Don’t you just love logging on to Netflix and seeing suggested movies that you know you’d actually enjoy? Or, how about those spot-on recommendations when you visit Amazon? We love the personalization too, which is why we work to ensure that experience at Trulia.
The Trulia personalization team processes an ever-increasing body of user interactions to create instant, on-the-fly customizable views of our pages, so users always see the most relevant content to them. We started this effort last year by processing users’ daily interactions, and creating a personalized profile for each user with the aggregate metrics we thought were appropriate or feasible at the time. At the end of each day, we’d calculate the aggregate of what we learned about a user over the course of the day and merge it with the information we already had stored for them.
The problem with this approach became obvious once we realized it wasn’t possible to add new metrics to existing profiles because we weren’t storing detailed information about the interactions. This meant we were missing out on information and opportunity. For example, there was no way to find out if or when someone had opened an email from us, since we never saved any detailed information about that particular interaction in our stored aggregate.
Lambda Architecture to the Rescue
To create a truly personalized experience, we needed to change course and try a new methodology to capture and organize data. We needed a solution that would enable us to recalculate full user profiles by applying the latest and greatest of our code to the full body of events we had accumulated over time. We needed it to complete as fast as possible, while at the same time allowing us to query the latest profiles we had available, and get information back that was updated as close to real time as possible. Enter, the Lambda Architecture.
Trulia’s Lambda Architecture
As we were preparing to implement the Lambda methodology, we started by saving every user interaction individually on HDFS, partitioned by hour and day, and once we started saving our immutable master dataset, we were ready to build our implementation of the Lambda Architecture.

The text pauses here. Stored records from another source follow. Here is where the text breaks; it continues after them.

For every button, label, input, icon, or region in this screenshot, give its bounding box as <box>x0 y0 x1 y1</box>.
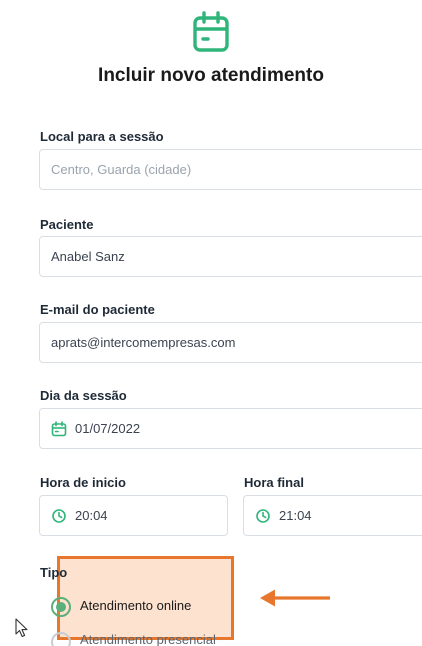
email-field[interactable]: aprats@intercomempresas.com <box>39 322 422 363</box>
local-field[interactable] <box>39 149 422 190</box>
dia-value: 01/07/2022 <box>75 421 141 436</box>
page-title: Incluir novo atendimento <box>98 65 324 86</box>
clock-icon <box>256 508 270 523</box>
local-input[interactable] <box>51 162 422 177</box>
radio-presencial[interactable] <box>51 632 71 646</box>
local-label: Local para a sessão <box>40 129 164 144</box>
tipo-label: Tipo <box>40 565 68 580</box>
paciente-field[interactable]: Anabel Sanz <box>39 236 422 277</box>
clock-icon <box>52 508 66 523</box>
radio-online[interactable] <box>51 597 71 617</box>
hora-final-value: 21:04 <box>279 508 312 523</box>
paciente-label: Paciente <box>40 217 94 232</box>
paciente-value: Anabel Sanz <box>51 249 125 264</box>
option-presencial-label[interactable]: Atendimento presencial <box>80 632 216 646</box>
calendar-icon <box>51 420 67 436</box>
hora-inicio-value: 20:04 <box>75 508 108 523</box>
hora-inicio-label: Hora de inicio <box>40 475 126 490</box>
dia-field[interactable]: 01/07/2022 <box>39 408 422 449</box>
email-label: E-mail do paciente <box>40 302 155 317</box>
mouse-cursor-icon <box>15 618 28 638</box>
option-online-label[interactable]: Atendimento online <box>80 598 191 613</box>
arrow-left-icon <box>260 589 330 607</box>
calendar-icon <box>193 11 229 52</box>
hora-final-label: Hora final <box>244 475 304 490</box>
dia-label: Dia da sessão <box>40 388 127 403</box>
email-value: aprats@intercomempresas.com <box>51 335 236 350</box>
hora-final-field[interactable]: 21:04 <box>243 495 422 536</box>
hora-inicio-field[interactable]: 20:04 <box>39 495 228 536</box>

After implementing our immutable master dataset, we began calculating each user profile at the end of every day by applying the latest version of our code to every interaction we accumulated up to the previous day. This became what is now our Batch layer, and it’s implemented in Scalding and Scala and running on Hadoop over YARN, with the calculated results stored on Hbase. While this calculation is in progress (it currently takes about six to seven hours to complete), our Speed layer picks up the slack by starting the exact same computation, but in real-time and only on the user events that have started coming in after midnight of that day. Our Speed layer is a Storm topology using Kafka as the streaming delivery mechanism for the inbound events. Once the Batch layer is done, we have what we call a new Epoch available, which is basically a fresh, complete set of user profiles calculated from our entire body of user events. We then start serving every request for a user profile by merging the information we have for that user in the newly created Epoch’s Batch and Speed layers. The result is an almost up to the second accurate depiction of the user interactions with Trulia.
Applying Lambda Architecture at Trulia allows us to continuously add new features or fine-tune the ones we already have and apply them retrogressively to our full dataset. This means the more consumers interact with our site, the more we learn, and the more logic and code we can add to our master dataset to ensure more accurate personalization.